En effet, le virus « exige de nous d’accepter une éthique typiquement spinozienne de positionnement, de placement de son corps dans une géographie de conscience de la façon dont les affects circulent entre nous et les autres ». Ce modelage, par le virus, des habitudes et des comportements n’est plus seulement une question d’identification homophile (entrer en relation avec ses amis, ses parents, etc.), mais s’étend radicalement à des modes de connexion et de déconnexion co-déterminés par des collectifs qui sont en train d’être positionnés les uns par rapport aux autres, à l’espace, aux frontières, au confinement, etc.
Le patterning viral déclenché par le Covid-19 continuera de stimuler une série d’actions, d’habitudes, de comportements et d’affects qui pourraient s’emparer des corps de manière prévisible ou jusqu’alors inimaginable. Certaines des chevilles qui fixent l’avenir des mouvements biopolitiques de personnes et de messages produiront, sans nul doute, encore plus de somnambules dociles.

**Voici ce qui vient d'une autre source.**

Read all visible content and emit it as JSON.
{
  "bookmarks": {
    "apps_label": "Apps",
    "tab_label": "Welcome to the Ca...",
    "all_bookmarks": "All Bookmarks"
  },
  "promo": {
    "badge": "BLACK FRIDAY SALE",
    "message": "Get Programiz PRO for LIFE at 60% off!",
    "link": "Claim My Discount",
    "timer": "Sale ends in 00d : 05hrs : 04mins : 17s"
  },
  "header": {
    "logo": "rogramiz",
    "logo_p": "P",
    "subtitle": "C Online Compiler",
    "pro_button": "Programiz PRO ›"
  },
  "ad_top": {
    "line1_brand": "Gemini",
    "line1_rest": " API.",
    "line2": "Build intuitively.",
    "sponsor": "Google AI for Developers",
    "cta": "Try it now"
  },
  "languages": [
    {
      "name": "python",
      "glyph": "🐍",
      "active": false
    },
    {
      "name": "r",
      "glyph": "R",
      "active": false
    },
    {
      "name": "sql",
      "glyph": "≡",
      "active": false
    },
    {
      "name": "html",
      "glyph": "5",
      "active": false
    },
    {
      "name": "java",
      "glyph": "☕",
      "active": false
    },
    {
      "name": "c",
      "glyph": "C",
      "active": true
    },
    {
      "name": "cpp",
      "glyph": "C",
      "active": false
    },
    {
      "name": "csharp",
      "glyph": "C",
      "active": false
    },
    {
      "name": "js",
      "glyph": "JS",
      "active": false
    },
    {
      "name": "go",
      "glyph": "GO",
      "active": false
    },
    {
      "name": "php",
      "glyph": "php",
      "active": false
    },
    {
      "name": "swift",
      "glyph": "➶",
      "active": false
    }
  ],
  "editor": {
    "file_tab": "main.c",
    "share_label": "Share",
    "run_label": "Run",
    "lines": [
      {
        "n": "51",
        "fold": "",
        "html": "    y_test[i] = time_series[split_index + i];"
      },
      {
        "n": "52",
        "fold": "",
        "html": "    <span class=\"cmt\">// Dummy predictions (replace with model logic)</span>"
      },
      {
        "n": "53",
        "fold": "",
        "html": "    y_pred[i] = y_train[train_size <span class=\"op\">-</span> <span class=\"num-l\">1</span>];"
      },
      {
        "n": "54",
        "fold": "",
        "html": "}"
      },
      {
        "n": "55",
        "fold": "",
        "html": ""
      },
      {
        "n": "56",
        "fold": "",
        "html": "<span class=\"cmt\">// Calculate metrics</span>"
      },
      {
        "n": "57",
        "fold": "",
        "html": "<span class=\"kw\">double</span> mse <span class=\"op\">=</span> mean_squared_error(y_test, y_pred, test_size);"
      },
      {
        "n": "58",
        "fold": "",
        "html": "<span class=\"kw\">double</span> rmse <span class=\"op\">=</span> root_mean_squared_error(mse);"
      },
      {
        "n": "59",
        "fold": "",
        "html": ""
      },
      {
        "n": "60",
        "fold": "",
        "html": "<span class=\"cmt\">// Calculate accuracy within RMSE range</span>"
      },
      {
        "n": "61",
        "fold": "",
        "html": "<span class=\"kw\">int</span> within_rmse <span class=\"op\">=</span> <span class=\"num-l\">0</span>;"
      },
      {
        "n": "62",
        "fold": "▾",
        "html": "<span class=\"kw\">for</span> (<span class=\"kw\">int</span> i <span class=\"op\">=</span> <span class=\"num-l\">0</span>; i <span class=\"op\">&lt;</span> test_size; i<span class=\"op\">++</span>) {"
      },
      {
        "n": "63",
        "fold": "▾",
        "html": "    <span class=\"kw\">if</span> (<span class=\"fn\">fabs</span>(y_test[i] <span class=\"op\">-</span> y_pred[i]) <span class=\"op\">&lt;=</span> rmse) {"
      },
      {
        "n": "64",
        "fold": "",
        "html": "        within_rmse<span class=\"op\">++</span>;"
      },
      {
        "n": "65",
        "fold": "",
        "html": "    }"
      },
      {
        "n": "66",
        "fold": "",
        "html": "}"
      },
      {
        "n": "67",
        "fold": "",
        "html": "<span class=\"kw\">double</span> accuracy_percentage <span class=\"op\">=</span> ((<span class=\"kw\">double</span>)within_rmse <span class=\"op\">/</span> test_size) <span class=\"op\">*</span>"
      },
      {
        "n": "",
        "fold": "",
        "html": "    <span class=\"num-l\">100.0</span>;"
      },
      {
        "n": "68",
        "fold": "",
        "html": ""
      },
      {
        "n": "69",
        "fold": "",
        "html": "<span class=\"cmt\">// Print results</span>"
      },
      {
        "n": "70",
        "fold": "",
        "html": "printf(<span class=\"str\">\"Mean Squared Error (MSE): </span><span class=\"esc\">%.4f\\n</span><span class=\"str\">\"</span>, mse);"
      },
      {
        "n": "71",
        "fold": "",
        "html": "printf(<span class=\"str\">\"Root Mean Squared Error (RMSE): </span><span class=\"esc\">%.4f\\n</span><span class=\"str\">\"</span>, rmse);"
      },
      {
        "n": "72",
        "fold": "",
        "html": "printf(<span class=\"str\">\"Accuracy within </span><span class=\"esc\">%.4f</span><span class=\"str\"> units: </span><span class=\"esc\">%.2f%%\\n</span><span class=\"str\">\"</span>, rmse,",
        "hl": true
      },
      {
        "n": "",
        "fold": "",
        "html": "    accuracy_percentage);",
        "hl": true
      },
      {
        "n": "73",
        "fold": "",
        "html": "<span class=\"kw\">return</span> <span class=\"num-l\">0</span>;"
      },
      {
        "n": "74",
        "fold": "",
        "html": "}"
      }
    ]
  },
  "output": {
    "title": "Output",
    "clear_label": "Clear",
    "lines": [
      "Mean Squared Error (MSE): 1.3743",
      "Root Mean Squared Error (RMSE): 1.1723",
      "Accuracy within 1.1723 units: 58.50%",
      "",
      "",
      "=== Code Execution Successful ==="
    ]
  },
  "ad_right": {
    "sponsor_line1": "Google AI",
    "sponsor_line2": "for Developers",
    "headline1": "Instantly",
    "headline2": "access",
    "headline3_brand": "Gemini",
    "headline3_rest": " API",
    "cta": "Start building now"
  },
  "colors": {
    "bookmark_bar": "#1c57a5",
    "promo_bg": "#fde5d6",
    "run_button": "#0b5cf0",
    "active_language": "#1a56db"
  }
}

Il n’est pas surprenant que le gouvernement britannique ait initialement opté pour une version néolibérale de l’immunité collective, dans laquelle l’obligation collective était présentée parallèlement au maintien du statu quo. Apparemment, les ventes d’armes et de munitions s’envolent aux États-Unis, la peur du Covid-19 encourageant une mentalité de bunker et l’autoprotection. Il est également vrai que la propagation du virus a été associée à une intensification et à une extension du racisme au sein de la population.
Au Royaume-Uni, une fois de plus, la propagation de ce que l’on appelle la maskaphobia[1] a conduit de nombreux étudiants chinois à devoir choisir entre « deux mauvais choix – l’insécurité (face au coronavirus) et la peur (du racisme) » selon le sociologue Yinxuan Huang. En définitive, il se pourrait que les espaces urbains soient redéfinis par des mesures de distanciation sociale réglementées par l’État, d’une part, ou par ce genre de détachements motivés par la peur, d’autre part, qui l’un comme l’autre contrastent nettement avec les thèmes de la sociologie classique des villes, qui appréhendait les espaces urbains comme des lieux de densité collective dynamique.
La logique du virus universel pourrait également produire de nouvelles réalités spatio-temporelles pour les systèmes de soins collectifs de base. Dans le sillage du Covid-19, nous assistons déjà à davantage que des manifestations spontanées de chants de solidarité. L’Espagne est en train de nationaliser des hôpitaux privés, l’Iran libère des prisonniers politiques. Ce sont là de nouvelles réalités spatio-temporelles produites par le Covid-19, qui pourraient contrarier le contexte plus large de ce qu’Achille Mbembe a appelé la nécropolitique.
Après les sombres refrains de Trump, du Brexit et de l’intensification du racisme qui s’est ensuivie, par exemple, l’horreur du Covid-19 pourrait en fait ouvrir la voie à une sorte de réaction radicale à grande échelle, qui s’attaquerait à ces récentes corruptions de la scène politique mondiale et à son rôle dans l’accélération du changement climatique et la crise de la biodiversité. De nouveaux assemblages politiques pourraient voir le jour, au moins temporairement.